7. If your organization is selling products or services that are exempt from HST, then you may not claim an input tax credit for the inputs for those products/services.
8. Some goods and services are either “Zero Rated” or tax exempt, in which case they are not taxable. Check to see if your social enterprise is producing something that should not have HST applied. Relevant examples include the following:
a. Basic groceries
b. Medical devices
c. Exports
d. Many child care/personal care/health care/educational services.
e. Other (see CRA Bulleting RC4081 for more info)
9. Note that for charities, sales of new goods on a regular basis are taxable. (unless a specific exemption applies)
10. There are different ways to account for HST if you are a non profit or charity, as follows:
a. Special Quick Method (for non profit orgs that are at least 40% government funded)
b. Quick Method (for non profits with annual revenues under $200K, which may change to $400 with proposed changes in Bill C-38)

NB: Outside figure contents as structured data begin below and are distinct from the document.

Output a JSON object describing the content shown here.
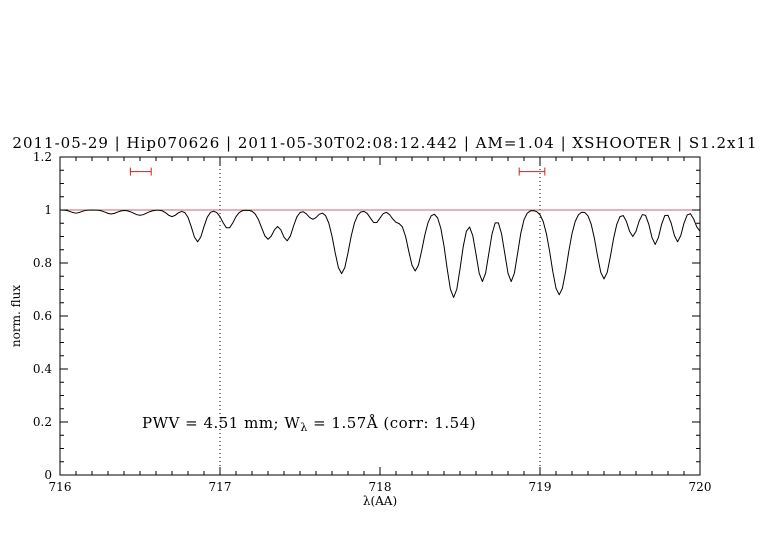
{
  "figure": {
    "background": "#ffffff"
  },
  "chart_data": {
    "type": "line",
    "title": "2011-05-29 | Hip070626 | 2011-05-30T02:08:12.442 | AM=1.04 | XSHOOTER | S1.2x11",
    "xlabel": "λ(AA)",
    "ylabel": "norm. flux",
    "xlim": [
      716,
      720
    ],
    "ylim": [
      0,
      1.2
    ],
    "grid": "dotted vertical reference lines at 717 and 719, no other grid",
    "legend_position": "none",
    "colors": {
      "accent_blue": "#0000dd",
      "marker_red": "#cc2222",
      "continuum_red": "#cc6666",
      "spectrum_black": "#000000",
      "axis_black": "#000000"
    },
    "x_ticks": {
      "values": [
        716,
        717,
        718,
        719,
        720
      ],
      "labels": [
        "716",
        "717",
        "718",
        "719",
        "720"
      ],
      "minor_step": 0.1
    },
    "y_ticks": {
      "values": [
        0,
        0.2,
        0.4,
        0.6,
        0.8,
        1.0,
        1.2
      ],
      "labels": [
        "0",
        "0.2",
        "0.4",
        "0.6",
        "0.8",
        "1",
        "1.2"
      ],
      "minor_step": 0.05
    },
    "dotted_vlines": [
      717,
      719
    ],
    "continuum_level": 1.0,
    "range_markers": [
      {
        "x1": 716.44,
        "x2": 716.57,
        "y": 1.145
      },
      {
        "x1": 718.87,
        "x2": 719.03,
        "y": 1.145
      }
    ],
    "annotation": {
      "parts": [
        "PWV = 4.51 mm; W",
        "λ",
        " = 1.57Å (corr: 1.54)"
      ],
      "pwv_mm": 4.51,
      "w_lambda_angstrom": 1.57,
      "corr": 1.54
    },
    "spectrum": {
      "description": "normalized telluric absorption spectrum; continuum minus gaussian lines [center_AA, depth, sigma_AA]",
      "x_start": 716.0,
      "x_end": 720.0,
      "x_step": 0.02,
      "continuum": 1.0,
      "absorption_lines": [
        [
          716.1,
          0.012,
          0.03
        ],
        [
          716.32,
          0.015,
          0.035
        ],
        [
          716.5,
          0.02,
          0.04
        ],
        [
          716.7,
          0.025,
          0.03
        ],
        [
          716.86,
          0.12,
          0.035
        ],
        [
          717.05,
          0.07,
          0.035
        ],
        [
          717.3,
          0.11,
          0.04
        ],
        [
          717.42,
          0.115,
          0.035
        ],
        [
          717.58,
          0.035,
          0.03
        ],
        [
          717.76,
          0.24,
          0.045
        ],
        [
          717.97,
          0.05,
          0.03
        ],
        [
          718.1,
          0.04,
          0.03
        ],
        [
          718.22,
          0.23,
          0.045
        ],
        [
          718.46,
          0.33,
          0.045
        ],
        [
          718.64,
          0.27,
          0.04
        ],
        [
          718.82,
          0.27,
          0.04
        ],
        [
          719.12,
          0.32,
          0.05
        ],
        [
          719.4,
          0.26,
          0.045
        ],
        [
          719.58,
          0.1,
          0.03
        ],
        [
          719.72,
          0.13,
          0.03
        ],
        [
          719.86,
          0.12,
          0.03
        ],
        [
          720.0,
          0.08,
          0.03
        ]
      ]
    }
  }
}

c. Special Charity Method (for charities only)
For more information on GST/HST information relevant to non profits, Review CRA Bulletin RC4081.
*Note that there are many exceptions and exclusions and relevant details not noted here. This overview is designed simply to highlight some of the issues of indirect taxation that might be faced by social enterprises operated by non-profit organizations and charities. If you have specific questions, consult CRA and/or a tax professional.